WOODCOCK: Acabamos de comemorar o aniversário de três anos das greves dos trabalhadores da Deliveroo em Londres. Este momento foi a primeira resistência visível e de confronto na gig economy. Isso desencadeou uma onda de greves dos trabalhadores de plataformas de delivery em toda a Europa, bem como trabalhadores que se juntam a sindicatos novos e alternativos (incluindo IWGB e IWW no Reino Unido). Neste ano, também vimos uma ampla e coordenada ação de greve dos motoristas da Uber. Muitos trabalhadores de plataformas mudaram de empregadores menores para trabalhar em plataformas internacionais (como o Uber, com cerca de 4 milhões de motoristas). Isso está colocando trabalhadores em contato com condições de trabalho que são compartilhadas entre eles. Por exemplo, os trabalhadores de plataformas de delivery agora coordenam toda a Europa com a Transnational Couriers Federation e os motoristas da Uber estão formando redes internacionais. A resistência e a organização até agora mostram algumas características importantes. Em primeiro lugar, não há trabalhadores “inorganizáveis”. Novos tipos de trabalho exigem que os trabalhadores desenvolvam novas táticas e estratégias. Em segundo lugar, esses trabalhadores estão longe de serem isolados. Muitos trabalhadores já têm fortes conexões com comunidades migrantes, bem como se encontram por meio de pontos de encontro nas cidades. Essas redes “invisíveis” de organização são frequentemente coordenadas por meio de WhatsApp e outros meios digitais. A questão principal é para onde essas lutas irão e como os trabalhadores se organizarão. Embora tenha havido uma greve generalizada, as formas que irão sustentar essas lutas a longo prazo são menos claras.

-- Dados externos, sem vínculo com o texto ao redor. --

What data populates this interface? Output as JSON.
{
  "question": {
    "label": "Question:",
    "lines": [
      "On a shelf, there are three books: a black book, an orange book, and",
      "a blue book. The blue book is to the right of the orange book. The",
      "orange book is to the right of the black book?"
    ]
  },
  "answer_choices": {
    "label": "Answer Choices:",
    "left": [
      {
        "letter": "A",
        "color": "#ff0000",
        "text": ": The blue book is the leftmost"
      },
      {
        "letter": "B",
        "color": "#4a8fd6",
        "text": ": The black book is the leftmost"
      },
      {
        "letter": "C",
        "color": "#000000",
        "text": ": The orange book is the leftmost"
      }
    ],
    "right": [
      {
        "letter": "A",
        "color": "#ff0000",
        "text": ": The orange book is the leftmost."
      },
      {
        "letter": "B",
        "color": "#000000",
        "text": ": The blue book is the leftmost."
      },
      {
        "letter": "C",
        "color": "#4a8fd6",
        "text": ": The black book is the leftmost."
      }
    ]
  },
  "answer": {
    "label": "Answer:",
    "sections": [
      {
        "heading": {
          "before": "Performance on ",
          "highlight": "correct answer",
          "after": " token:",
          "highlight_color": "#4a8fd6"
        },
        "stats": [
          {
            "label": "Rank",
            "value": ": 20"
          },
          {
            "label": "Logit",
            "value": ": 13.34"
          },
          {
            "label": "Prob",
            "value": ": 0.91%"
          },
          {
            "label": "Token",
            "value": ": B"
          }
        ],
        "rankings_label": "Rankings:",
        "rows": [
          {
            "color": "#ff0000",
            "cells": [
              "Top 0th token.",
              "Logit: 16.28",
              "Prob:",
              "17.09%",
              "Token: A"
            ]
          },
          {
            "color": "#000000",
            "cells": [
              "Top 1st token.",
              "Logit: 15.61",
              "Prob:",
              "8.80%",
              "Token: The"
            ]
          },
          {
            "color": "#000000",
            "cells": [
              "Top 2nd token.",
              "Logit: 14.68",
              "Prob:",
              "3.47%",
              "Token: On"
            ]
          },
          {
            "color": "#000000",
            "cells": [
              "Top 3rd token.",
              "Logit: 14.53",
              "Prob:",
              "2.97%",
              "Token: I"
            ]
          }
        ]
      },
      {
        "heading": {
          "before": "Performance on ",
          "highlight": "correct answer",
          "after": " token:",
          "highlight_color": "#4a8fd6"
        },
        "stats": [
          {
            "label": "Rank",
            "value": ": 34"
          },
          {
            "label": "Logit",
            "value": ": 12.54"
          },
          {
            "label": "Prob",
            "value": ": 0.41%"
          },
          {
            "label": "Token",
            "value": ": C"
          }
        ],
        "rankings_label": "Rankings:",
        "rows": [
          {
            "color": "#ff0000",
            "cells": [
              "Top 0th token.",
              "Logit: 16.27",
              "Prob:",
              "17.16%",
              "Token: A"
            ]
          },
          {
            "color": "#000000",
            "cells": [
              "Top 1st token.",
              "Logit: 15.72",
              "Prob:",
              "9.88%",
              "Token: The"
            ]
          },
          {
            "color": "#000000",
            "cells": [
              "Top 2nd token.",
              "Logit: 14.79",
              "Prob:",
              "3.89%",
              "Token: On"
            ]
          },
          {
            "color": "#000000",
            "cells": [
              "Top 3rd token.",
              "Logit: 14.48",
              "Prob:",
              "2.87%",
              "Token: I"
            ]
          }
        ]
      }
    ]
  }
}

DIGILABOUR: E sobre desenvolvedores de software?
WOODCOCK: Os desenvolvedores de software têm se organizado na Tech Workers Coalition nos Estados Unidos, organizando-se com outros trabalhadores na área de tecnologia, assinando cartas contra projetos militares e, mais recentemente, organizando paralisações. Esse movimento recente envolveu trabalhadores da área de tecnologia pensando sobre o impacto de seu trabalho na sociedade. Em vez de se organizar em torno de seus próprios termos e condições diretamente, isso levou a questões mais amplas sobre o controle no mundo do trabalho. Isso é importante, pois não houve grandes movimentos de trabalhadores de tecnologia anteriormente. Em certo sentido, o salário relativamente alto (embora nem sempre) desses trabalhadores era parte de uma barganha feita no início do setor para impedir a sindicalização e limitar a luta pelo controle no trabalho. É também outro exemplo poderoso de como trabalhadores antes desorganizados podem encontrar novas maneiras de resistir e se organizar. No último ano, apoiei a criação do primeiro sindicato de trabalhadores de videogames no Reino Unido. Como os trabalhadores de tecnologia, há preocupações semelhantes em relação ao trabalho, particularmente em torno da diversidade e da opressão com a indústria. Isso também se combina a uma cultura de longas horas de trabalho, que é uma questão clássica do sindicalismo. Os trabalhadores da indústria de videogames formaram uma rede internacional para sindicalizar sua indústria: Game Workers Unite(GWU). O ramo da GWU da IWGB é o primeiro a se sindicalizar a partir desse movimento. Eles mostraram mais uma vez que os trabalhadores podem encontrar novas maneiras de se organizar, utilizando as melhores tradições do movimento trabalhista enquanto também experimentam novas idéias. Como parte de uma investigação em andamento, documentei algumas dessas experiências no livro Marx at the Arcade. Também organizamos um game jam sobre o tema da organização, usando os videogames como um meio para explorar novas formas de organização no trabalho.